Postprocessing Global AI Weather Prediction Models for Severe Weather Forecasting

Data driven global AI models have garnered significant attention of late owing to their competitiveness with state-of-the-art dynamics-based numerical weather prediction (NWP) systems. After training, the AI models can simulate synoptic-scale patterns with relative ease and speed, and recent quantitative evaluations have suggested they can simulate large-scale temperature, pressure, and winds with the same or better accuracy than NWP models. However, these AI models suffer from some of the same deficiencies as NWP models for applications in high-impact weather domains. Namely, their rather coarse resolution doesn’t lend itself well to explicit predictions of convection hazards. To get around this issue with traditional NWP models, postprocessing methods have been used to generate explicit forecasts of hazards. As an example, the Global Ensemble Forecast System Machine Learning Probabilities (GEFS-MLP) forecast system leverages random forests (RFs) and inputs from a global NWP ensemble to generate daily probabilistic forecasts at lead times of 1-8 days for excessive rainfall, tornado, severe hail, and severe wind hazards. Output forecasts mimic operational outlooks and are now operational in national forecast centers. 

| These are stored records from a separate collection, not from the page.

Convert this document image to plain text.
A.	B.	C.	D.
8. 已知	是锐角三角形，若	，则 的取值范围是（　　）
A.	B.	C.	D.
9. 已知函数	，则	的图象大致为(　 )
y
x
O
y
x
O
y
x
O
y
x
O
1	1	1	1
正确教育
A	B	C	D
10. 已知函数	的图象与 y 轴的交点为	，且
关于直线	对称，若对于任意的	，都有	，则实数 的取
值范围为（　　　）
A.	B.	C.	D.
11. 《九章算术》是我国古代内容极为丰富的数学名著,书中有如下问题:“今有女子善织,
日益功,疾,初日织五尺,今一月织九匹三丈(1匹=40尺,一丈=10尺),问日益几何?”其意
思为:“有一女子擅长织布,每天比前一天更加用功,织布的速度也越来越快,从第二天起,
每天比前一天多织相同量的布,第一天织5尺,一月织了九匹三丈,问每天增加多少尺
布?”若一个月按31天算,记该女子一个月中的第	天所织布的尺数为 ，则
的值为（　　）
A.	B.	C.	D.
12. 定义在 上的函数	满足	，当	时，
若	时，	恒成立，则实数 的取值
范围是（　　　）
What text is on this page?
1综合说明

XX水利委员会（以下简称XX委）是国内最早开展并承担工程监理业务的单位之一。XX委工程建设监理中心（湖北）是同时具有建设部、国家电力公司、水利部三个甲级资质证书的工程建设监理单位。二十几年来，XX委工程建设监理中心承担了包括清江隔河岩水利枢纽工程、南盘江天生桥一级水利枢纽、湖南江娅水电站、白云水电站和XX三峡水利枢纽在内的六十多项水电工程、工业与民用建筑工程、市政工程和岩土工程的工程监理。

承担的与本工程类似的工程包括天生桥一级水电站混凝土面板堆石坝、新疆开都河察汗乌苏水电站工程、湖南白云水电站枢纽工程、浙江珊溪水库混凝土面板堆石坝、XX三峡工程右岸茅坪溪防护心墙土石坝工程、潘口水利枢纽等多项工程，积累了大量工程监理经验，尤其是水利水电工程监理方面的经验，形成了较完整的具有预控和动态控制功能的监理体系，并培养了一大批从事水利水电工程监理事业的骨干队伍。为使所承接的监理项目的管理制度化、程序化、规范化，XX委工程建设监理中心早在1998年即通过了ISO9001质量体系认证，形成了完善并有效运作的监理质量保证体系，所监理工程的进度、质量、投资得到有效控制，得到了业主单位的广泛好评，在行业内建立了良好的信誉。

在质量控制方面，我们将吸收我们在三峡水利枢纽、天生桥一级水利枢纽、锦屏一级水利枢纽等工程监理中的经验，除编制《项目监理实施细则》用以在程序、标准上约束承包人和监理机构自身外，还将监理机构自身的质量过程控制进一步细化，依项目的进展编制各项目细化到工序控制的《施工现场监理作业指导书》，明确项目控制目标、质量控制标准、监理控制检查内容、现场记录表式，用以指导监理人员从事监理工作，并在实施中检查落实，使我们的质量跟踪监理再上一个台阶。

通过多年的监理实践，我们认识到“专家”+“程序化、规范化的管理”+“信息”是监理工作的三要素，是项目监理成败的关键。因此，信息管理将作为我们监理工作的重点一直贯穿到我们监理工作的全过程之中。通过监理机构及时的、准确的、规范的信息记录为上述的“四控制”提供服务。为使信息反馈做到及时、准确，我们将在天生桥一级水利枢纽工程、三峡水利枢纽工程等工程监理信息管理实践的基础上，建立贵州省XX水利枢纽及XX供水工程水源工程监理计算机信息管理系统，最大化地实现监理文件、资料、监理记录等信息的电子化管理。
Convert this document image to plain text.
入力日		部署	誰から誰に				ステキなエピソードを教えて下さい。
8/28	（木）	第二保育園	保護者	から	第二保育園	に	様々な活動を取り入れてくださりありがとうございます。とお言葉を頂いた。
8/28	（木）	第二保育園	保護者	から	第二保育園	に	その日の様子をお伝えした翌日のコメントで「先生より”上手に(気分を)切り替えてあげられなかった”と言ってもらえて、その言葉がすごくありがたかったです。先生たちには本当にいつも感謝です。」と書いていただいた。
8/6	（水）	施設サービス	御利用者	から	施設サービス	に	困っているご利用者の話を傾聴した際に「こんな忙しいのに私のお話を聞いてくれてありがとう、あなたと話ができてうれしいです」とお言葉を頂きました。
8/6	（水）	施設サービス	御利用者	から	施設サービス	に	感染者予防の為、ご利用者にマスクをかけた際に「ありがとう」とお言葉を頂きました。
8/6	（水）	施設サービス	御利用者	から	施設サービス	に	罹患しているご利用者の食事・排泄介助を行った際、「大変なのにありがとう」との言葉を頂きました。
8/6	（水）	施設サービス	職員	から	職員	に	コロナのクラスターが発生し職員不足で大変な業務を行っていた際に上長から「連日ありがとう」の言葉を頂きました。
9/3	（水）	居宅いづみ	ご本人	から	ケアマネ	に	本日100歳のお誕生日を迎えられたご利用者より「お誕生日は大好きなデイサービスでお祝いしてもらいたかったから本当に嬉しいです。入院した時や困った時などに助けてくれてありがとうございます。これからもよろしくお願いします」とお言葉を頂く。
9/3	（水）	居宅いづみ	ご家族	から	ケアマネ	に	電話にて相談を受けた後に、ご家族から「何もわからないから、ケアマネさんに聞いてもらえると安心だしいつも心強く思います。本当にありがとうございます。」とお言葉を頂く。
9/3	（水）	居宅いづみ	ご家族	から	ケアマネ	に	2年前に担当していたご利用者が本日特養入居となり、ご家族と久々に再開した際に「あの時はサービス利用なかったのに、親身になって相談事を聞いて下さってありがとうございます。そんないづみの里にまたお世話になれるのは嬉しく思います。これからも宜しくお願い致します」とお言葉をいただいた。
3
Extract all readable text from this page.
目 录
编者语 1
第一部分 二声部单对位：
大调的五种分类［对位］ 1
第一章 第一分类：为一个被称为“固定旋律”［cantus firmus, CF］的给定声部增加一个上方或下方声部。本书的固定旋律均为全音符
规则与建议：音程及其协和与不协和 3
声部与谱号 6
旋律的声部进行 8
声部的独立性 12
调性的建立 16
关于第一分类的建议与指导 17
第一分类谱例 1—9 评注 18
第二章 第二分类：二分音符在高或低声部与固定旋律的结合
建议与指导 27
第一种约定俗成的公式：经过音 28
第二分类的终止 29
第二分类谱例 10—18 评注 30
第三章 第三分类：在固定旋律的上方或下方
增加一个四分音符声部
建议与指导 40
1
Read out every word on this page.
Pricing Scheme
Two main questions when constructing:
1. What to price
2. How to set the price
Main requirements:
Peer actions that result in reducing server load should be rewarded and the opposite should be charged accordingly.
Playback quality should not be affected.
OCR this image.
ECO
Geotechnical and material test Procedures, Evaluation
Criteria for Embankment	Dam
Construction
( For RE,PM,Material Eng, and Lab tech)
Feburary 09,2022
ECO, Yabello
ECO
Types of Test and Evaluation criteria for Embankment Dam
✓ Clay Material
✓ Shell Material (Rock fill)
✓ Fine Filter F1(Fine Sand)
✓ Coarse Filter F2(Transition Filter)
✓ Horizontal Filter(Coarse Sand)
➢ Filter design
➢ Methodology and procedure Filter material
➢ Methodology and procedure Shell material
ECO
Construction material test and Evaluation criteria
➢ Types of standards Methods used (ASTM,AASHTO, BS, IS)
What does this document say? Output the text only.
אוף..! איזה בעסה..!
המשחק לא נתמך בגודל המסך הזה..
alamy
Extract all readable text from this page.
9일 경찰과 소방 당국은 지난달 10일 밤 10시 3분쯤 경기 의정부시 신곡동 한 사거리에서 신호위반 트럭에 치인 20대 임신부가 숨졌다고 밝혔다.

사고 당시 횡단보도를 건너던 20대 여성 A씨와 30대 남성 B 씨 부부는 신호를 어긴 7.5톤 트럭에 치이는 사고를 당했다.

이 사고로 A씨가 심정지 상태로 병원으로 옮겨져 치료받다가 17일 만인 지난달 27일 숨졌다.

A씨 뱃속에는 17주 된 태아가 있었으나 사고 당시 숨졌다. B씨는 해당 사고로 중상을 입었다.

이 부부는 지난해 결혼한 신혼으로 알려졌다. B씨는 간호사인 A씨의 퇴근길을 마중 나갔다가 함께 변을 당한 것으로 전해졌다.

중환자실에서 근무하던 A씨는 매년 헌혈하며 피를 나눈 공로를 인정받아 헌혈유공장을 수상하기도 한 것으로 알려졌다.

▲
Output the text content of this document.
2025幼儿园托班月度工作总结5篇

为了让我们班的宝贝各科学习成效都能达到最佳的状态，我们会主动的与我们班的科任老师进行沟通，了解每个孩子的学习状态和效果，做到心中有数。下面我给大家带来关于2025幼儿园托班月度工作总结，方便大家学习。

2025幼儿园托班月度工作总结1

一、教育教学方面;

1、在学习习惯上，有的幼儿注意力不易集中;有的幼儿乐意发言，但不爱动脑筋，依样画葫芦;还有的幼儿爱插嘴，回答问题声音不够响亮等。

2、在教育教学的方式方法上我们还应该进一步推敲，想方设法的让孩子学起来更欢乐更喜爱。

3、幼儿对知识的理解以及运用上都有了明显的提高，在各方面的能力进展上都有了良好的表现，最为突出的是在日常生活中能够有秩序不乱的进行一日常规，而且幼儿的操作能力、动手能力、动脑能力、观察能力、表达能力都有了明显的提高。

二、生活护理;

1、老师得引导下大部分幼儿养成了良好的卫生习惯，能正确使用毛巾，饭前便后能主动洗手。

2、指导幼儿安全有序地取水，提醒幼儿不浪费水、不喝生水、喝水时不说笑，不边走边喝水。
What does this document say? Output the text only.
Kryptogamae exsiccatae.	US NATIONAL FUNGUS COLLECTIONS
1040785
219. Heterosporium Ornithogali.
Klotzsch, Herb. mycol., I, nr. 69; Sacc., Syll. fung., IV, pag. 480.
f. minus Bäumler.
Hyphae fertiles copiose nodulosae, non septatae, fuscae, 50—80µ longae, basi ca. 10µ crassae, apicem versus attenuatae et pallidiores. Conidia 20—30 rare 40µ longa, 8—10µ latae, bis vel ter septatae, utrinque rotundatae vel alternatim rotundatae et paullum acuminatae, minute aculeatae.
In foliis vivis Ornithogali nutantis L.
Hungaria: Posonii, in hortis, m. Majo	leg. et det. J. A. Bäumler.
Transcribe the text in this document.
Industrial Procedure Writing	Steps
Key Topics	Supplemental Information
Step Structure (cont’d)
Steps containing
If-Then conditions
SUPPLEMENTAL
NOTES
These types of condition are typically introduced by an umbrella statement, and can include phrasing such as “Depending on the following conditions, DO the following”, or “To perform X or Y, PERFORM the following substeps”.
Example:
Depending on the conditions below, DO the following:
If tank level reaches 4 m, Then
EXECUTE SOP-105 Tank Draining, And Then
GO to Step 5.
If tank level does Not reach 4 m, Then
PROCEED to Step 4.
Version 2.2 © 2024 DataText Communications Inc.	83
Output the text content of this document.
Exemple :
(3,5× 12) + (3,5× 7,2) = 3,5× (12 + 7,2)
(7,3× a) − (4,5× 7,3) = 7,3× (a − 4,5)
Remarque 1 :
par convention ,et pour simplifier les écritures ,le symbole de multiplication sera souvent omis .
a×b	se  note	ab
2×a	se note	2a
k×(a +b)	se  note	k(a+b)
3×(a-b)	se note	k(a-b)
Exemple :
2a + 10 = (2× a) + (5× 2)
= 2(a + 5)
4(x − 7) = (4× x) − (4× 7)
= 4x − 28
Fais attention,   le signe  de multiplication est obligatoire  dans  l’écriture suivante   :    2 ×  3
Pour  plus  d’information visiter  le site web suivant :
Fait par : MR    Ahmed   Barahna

In a similar way, output fields from the data-driven AI models can be used to generate hazardous weather outlooks. In this work, we apply the previously detailed GEFS-MLP framework to global AI model inputs, to generate daily probabilities of tornadoes, hail, and wind out to 8 days. We explore inputs from PanguWeather, GraphCast, and FourCastNet to drive separate severe weather predictions, and consider combining AI outputs as a 3-member ensemble to drive RF training and forecasts. The operations-like outlooks are compared to similar operational GEFS-MLP products to examine how data driven AI models can be used for small-scale hazardous weather prediction. Additionally, we explore generating ensembles of MLP forecasts by applying trained RFs to individual GEFS ensemble members to understand the value added by generating probabilistic forecasts. Further, explainable AI techniques are leveraged to decipher how MLP systems respond to inputs from different forecast models and whether global AI systems could be used in an ingredients-based forecasting paradigm.